Originally Posted by Sam Beckett Fan View Post
If there was another criticism I've got about The Leap Back, it's her line "I don't care" in regards to Al's peril. That gave her a contradicting selfishness that is understandably maddening to some folks, even myself. The same could be said of "It isn't fair Sam".
Two things about the "I don't care" line: first, I think that once again this is a case where Bellisario brought his own stuff into the writing; but second, taking the line itself at face value, I don't think Donna literally meant that she didn't care about Al and I don't think she was willing to allow him to die either. She was reacting in the moment. She was extremely upset, and she had every right to be. Her husband was lost to her, for all intents and purposes, for four years, and then when she finally got him back it wasn't even twenty-four hours and he had to leave her again, possibly (and as we know, definitely) to never return - and as was pointed out in the specific thread for the episode, Sam treated her pretty badly as he was about to leave, completely ignoring her until she made him tell her what he was doing.

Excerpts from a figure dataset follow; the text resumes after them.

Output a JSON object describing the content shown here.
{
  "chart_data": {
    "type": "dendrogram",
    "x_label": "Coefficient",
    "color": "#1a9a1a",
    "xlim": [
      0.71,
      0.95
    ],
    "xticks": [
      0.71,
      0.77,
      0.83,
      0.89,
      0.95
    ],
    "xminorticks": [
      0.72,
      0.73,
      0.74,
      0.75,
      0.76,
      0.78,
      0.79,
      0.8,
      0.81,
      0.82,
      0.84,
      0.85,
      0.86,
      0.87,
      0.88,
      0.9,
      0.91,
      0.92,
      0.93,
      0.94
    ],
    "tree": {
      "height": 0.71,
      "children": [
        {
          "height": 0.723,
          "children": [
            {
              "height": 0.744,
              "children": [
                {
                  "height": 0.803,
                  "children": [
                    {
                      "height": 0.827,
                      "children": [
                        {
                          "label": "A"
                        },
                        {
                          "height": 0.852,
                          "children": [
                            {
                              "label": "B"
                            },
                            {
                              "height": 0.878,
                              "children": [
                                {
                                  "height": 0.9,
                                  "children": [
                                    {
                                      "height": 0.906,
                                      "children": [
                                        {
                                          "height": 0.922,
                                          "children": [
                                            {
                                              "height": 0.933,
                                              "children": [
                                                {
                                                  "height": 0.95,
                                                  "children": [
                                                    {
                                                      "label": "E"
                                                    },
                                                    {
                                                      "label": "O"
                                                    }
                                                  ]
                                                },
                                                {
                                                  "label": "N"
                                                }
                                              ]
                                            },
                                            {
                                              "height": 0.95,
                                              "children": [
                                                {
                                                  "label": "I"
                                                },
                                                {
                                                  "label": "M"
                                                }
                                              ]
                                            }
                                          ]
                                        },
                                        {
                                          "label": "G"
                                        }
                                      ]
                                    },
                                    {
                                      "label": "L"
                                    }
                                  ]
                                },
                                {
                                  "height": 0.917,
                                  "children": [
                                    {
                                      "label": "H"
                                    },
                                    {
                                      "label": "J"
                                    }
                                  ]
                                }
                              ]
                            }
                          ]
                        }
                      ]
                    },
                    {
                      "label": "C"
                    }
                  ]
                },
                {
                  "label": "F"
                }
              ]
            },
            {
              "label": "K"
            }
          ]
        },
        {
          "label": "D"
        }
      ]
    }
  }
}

As for the "It isn't fair, Sam" line: she's absolutely right. It isn't fair. Sam has been unfair. He is a good, caring man for the most part, but he's been unfair to the people closest to him, especially Donna.

Sam is selfish too, but people don't define the character by his selfishness; it's just one facet of a complex, well-realized character. Because Donna was so badly developed as a character I think a lot of people end up defining her by this one scene (and in fact she almost reads to me as nothing more than another trophy for Sam, like his Nobel prize, rather than a fully fleshed-out human character; I don't dislike the character, but I very much disliked the way the character was handled by the two writers of the episodes where she appears).